I recalled once where I inadvertently deleted all my emails from my inbox and you know what?  Nothing bad happened.  The people who needed something from me simply re-emailed or (or, [gasp!] called me).

Things I Have Tried
To help, here are some actions we took related to email overload that I and my team have tried over the years to varied success:

  1. We tried “no email” mornings where the management team agreed that between 8:30 am and 11:30 am, we were not going to send each other emails.
  2. We introduced a mechanism with subject line pre-fixes that provided information on the content of that email without you having to open it.  For example:
    1. “AR” means “Action is required of you”
    2. “PF” means “Print and File”
    3. “NRN” means “No response necessary”
    4. “FYI” means, well, “NRN”, but “NRN” was a strong suggestion NOT to respond
  3. We had an email etiquette class to remind people how and when to write emails.

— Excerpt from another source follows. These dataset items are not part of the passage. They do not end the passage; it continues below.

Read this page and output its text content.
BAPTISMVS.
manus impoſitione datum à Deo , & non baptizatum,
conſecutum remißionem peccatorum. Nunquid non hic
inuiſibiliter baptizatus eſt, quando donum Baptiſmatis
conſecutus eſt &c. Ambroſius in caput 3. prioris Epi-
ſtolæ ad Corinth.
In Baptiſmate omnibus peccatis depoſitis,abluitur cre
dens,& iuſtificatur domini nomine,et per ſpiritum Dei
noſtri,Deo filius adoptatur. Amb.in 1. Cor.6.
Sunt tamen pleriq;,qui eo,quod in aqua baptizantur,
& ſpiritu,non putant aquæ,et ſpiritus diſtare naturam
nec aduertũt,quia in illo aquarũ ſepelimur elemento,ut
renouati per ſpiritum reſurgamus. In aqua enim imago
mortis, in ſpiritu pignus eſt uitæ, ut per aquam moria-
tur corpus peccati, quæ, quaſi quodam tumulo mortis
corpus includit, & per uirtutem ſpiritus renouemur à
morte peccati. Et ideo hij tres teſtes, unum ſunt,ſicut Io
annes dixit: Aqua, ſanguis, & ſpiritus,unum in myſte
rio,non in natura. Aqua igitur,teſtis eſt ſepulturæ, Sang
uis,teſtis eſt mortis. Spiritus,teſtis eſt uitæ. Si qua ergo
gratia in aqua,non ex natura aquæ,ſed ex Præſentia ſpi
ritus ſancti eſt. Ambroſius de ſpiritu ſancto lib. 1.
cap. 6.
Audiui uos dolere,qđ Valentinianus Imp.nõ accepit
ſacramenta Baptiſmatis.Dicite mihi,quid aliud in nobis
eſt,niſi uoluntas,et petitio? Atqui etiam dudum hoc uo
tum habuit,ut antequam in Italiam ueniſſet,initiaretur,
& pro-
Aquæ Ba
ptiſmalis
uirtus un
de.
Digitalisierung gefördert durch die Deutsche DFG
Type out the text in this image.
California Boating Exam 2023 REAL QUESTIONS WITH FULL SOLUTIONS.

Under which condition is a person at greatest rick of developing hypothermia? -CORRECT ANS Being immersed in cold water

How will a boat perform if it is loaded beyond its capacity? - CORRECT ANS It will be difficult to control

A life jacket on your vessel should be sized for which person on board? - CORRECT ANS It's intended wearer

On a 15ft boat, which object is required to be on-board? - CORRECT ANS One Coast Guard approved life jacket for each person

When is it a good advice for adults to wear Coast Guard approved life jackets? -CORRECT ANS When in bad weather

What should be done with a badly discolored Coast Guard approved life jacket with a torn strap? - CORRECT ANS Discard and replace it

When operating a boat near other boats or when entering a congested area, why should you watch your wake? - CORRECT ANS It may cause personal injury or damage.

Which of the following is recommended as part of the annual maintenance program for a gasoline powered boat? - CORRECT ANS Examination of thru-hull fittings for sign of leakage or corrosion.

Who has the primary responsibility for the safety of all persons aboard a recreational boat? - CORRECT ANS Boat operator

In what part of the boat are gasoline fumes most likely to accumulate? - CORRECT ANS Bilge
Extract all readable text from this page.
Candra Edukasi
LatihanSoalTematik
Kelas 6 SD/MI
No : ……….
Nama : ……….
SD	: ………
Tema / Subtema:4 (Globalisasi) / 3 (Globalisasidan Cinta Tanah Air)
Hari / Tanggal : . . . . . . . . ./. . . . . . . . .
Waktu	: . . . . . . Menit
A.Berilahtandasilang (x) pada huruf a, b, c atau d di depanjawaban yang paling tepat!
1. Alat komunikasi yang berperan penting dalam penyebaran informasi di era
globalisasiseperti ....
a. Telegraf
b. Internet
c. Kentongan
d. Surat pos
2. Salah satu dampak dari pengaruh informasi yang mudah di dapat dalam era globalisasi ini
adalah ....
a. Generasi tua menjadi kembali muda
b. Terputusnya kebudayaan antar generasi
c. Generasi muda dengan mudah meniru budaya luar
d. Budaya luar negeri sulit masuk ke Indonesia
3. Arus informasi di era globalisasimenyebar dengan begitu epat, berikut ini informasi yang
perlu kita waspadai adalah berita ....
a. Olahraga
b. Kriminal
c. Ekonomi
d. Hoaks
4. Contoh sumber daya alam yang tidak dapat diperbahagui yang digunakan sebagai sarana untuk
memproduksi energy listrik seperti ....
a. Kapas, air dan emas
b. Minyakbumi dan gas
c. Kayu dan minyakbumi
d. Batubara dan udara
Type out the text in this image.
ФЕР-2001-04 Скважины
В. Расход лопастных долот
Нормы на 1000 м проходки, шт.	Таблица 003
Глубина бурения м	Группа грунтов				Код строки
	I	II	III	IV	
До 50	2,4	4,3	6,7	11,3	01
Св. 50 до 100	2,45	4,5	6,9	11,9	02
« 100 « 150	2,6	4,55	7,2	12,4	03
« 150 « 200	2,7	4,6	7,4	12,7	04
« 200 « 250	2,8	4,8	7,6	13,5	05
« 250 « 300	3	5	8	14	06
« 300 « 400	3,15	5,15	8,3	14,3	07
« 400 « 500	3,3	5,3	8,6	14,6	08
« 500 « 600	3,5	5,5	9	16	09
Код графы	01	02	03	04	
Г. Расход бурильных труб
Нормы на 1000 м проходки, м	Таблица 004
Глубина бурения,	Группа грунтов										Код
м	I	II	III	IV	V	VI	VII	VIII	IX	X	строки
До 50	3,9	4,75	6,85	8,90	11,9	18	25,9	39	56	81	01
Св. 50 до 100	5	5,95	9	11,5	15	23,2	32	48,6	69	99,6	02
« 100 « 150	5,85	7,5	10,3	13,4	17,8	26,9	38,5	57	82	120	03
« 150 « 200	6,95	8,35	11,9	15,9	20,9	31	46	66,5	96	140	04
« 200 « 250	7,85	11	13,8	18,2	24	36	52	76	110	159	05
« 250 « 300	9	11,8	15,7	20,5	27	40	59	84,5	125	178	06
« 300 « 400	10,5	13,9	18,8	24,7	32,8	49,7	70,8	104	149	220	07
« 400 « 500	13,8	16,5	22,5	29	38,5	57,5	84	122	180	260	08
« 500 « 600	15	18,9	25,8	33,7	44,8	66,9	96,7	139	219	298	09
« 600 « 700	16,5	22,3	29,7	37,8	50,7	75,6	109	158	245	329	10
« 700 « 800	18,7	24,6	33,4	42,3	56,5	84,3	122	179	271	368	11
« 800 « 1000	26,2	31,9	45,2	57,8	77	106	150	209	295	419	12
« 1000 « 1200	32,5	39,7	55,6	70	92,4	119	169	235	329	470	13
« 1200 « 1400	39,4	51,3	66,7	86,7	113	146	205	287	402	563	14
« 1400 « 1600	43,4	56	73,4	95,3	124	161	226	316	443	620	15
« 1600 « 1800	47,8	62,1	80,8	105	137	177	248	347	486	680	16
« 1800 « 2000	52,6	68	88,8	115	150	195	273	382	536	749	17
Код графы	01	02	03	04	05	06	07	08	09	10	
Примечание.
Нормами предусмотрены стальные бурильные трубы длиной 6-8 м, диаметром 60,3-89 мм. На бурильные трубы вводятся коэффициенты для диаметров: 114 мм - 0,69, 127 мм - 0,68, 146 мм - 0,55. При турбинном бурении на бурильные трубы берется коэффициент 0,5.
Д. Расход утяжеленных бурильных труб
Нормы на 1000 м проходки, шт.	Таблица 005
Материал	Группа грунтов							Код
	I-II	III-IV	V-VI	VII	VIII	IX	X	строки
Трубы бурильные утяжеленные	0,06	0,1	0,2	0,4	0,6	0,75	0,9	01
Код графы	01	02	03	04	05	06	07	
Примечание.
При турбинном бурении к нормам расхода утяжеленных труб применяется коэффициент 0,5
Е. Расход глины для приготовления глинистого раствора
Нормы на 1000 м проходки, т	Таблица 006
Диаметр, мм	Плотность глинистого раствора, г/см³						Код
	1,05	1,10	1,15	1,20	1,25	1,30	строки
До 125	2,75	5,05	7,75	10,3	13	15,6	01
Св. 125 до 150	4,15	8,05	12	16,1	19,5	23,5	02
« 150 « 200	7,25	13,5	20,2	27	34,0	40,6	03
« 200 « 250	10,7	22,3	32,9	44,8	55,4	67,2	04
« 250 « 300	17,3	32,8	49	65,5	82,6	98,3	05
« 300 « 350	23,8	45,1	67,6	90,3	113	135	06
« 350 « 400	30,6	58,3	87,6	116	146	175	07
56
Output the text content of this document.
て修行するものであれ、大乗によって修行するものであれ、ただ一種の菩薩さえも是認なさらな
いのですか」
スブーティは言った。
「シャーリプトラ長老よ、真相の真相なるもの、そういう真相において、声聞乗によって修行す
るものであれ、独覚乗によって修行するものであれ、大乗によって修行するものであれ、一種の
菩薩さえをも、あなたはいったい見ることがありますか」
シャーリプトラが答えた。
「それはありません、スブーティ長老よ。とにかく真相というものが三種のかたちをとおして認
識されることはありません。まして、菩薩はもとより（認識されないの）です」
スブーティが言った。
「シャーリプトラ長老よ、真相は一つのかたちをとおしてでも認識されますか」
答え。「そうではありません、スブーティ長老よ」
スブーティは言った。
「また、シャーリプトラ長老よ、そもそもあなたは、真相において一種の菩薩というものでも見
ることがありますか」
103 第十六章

All of these provided a modicum of relief, but because we could not control what others did relate to the email we were still inundated.

Suggestions
So to wrap up this short article, here are some suggestions and guidelines that I think you ought to strongly consider:

  1. Peel off people from emails that are not key or are not expected to provide input.  There have been countless times in endless email “chains” where I’m CC’d and dragged along in the wake of the conversation.  Some parts of the conversation are just “yep” or one sentence that continues to pull me along like a minnow in a paper eddy.  Just drop people off, especially executives from the To: and CC:.
  2. If you’re CC’d – avoid the temptation to respond.  Technically, as a cc:’d recipient, the intent should be to advise you rather than gather your feedback.
  3. Keep your emails very short.  No more than one paragraph.  Writing long emails simply forces people to speed read and skip potentially vital content.  Tighten and re-tighten the language.  Less is more, more or less.
  4. Do not send inflammatory emails.  Emails, like regrets, are forever.  And you don’t want to leave evidence of your unstable personality for all to read at some future performance review session.
  5. As a corollary to the previous item, if you do find the need to send a strong email, don’t send it and instead save it for an hour (or a day if possible).  Read it again at that time and you may find that a) things have changed and thus there is no need for your email, b) things have changed for the better and your email now seems silly, c) you really should not have sent that email at all, d) you don’t really care about the topic as much as you really thought at the time.  Ambivalence is a strong and often rewarding emotion.
  6. Immediately unsubscribe from junk emails.  Hit the “Junk” and then the “Block” buttons on your toolbar on spam emails.
  7. Setup rules by the recipient to move emails from less important people (or informational emails) to a separate folder — that you probably then will never visit.  Then set up rules that periodically empty out these folders.
  8. Before sending any email, pick up the phone and call the person.  You may get your answer right away.  [Note: the worst is when someone emails you and then picks up the phone to discuss the email they just sent you.  “Justifiable homicide” comes to mind.]
  9. Proofread your emails.  So many times I have received emails that appeared to be written by someone who didn’t understand verb tense, punctuation, correct forms of possessiveness, oh, the English language, etc.

What have you done to help assuage the tidal wave of emails?  Email me and let me know:  willrwills@gmail.com.

Update 7/20 –

  1. The inclusion of the email address at the end was an attempt at irony.  My thanks to the readers who said “hey, you know that you included your email address, right?”  Yes, I do.
  2. Another annoying thing was suggested by a reader.  Let’s call him Peter.  That would be:

Having a long email chain forwarded to you simply with “FYI”, forcing you to read the entire chain – and then finding out you were already on the TO: or CC: anyway!  Ugh!!